“Mom, she’s gotta go bad!”
Each and every day, several times a day if it’s a weekend, my front door opens with a bang. The door’s hinges rattle and my wall reels with the impact. I run to corral FringePup from either escaping into the wild world of bicycles, footballs sailing through the air, and army men being shot from the porch with foam darts OR from knocking the fifty-two pound second grader to the floor and giving her a saliva bath. Neither option is acceptable.
My bathroom has cast a spell on one child and she’s drawn, beyond her own reasoning, to tinkle, flush, and rinse. My daughter adds drama to the daily ritual by overemphasizing the fact that her bladder is near bursting and she’s dabbling with the idea of incontinence. I fear Broadway is missing out on a great child prodigy, but I no more want my floor watered by a neighbor’s child than I want my dog to eat elementary school children.
And so I drop whatever it is I’m doing, tackle the dog in a hold that looks to the unsuspecting as if it’s a hug, and I wait to hear a flush.

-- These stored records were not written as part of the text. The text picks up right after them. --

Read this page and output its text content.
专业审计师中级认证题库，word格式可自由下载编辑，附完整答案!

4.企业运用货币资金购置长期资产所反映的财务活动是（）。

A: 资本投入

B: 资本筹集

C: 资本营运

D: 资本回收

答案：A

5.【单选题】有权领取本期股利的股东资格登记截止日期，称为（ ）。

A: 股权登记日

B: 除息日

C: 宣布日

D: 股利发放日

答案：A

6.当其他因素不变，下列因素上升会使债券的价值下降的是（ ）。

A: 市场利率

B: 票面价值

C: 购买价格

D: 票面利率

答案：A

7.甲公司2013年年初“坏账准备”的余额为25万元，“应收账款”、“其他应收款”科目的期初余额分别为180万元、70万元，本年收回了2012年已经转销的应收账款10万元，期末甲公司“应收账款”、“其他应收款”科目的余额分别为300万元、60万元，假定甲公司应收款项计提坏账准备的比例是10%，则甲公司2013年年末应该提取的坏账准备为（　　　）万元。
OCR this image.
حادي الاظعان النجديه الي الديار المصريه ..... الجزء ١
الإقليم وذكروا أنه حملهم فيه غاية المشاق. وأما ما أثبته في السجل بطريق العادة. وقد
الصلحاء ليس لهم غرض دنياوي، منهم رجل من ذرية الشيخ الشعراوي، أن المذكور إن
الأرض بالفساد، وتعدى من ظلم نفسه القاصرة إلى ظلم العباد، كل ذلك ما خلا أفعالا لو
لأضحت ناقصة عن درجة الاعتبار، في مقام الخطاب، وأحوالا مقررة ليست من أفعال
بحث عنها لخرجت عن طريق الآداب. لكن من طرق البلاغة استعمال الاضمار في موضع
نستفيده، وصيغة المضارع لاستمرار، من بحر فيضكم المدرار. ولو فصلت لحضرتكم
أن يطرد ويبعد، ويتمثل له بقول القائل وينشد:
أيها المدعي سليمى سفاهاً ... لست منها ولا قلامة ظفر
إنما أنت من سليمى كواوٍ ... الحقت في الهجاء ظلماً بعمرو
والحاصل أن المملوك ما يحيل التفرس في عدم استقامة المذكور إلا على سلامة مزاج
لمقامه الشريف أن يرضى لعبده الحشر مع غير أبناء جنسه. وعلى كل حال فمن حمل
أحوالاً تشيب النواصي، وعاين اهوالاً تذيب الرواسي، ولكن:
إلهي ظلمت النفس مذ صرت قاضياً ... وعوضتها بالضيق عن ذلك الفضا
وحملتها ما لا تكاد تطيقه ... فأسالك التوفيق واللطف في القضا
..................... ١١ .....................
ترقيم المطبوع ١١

It’s no wonder this little girl is attracted to my bathroom. I mean, who doesn’t love a room with three levels and varieties of flooring. A hole that drops clear into the basement, and a mirror that varies your size and width by location. It’s a full fun house in a 4 x 8 space. The mirror alone draws me. If I stand slightly to the left of the third and highest layer of flooring and tilt my head just so, my entire upper body contorts into an elongated giraffe like image. Although I don’t think my neck needs to be quite so long, it does wonders for slimming my jaw line and every once in a while a woman wants to know what she’d look like if she finally grew an extra three inches. Unfortunately the height is limited to my neck, but that’s trivial. I enjoy the moment.
I’m not sure this same girl has noticed the lone toilet sitting snugly, and I do mean tightly fitted, in the second floor hall closet. I’ve tried to camouflage it from unsuspecting guests. Apparently the previous owners didn’t feel the same need for privacy since they removed the closet door. I don’t fully blame this oversight on poor taste or outright flagrancy, because even without my extra neck length, I could not possible sit on that toilet with a door closed. Unless you’re two-foot three, I think your knees would chafe.
I promise you that closet toilet’s days are numbered. And for the record, it’s not been used since we purchased the house. There is no water currently running to it and I refuse to touch it until FringeMan is ready to gut this space. I pretend this closet doesn’t exist.
Did I ever tell you about the house we lived in that had a ‘toiler’?
I’ll just give you the definition of a ‘toiler’ for today. That will be enough food for your imagination to digest this weekend.
1. a bathroom fixture consisting of a bowl, usually with a detachable, hinged seat and lid (preferably heated), and a device for flushing with water, used for (well, you know) and located directly in the front entrance of a home.
2. an unlikely combination of the words toi-let and foy-er.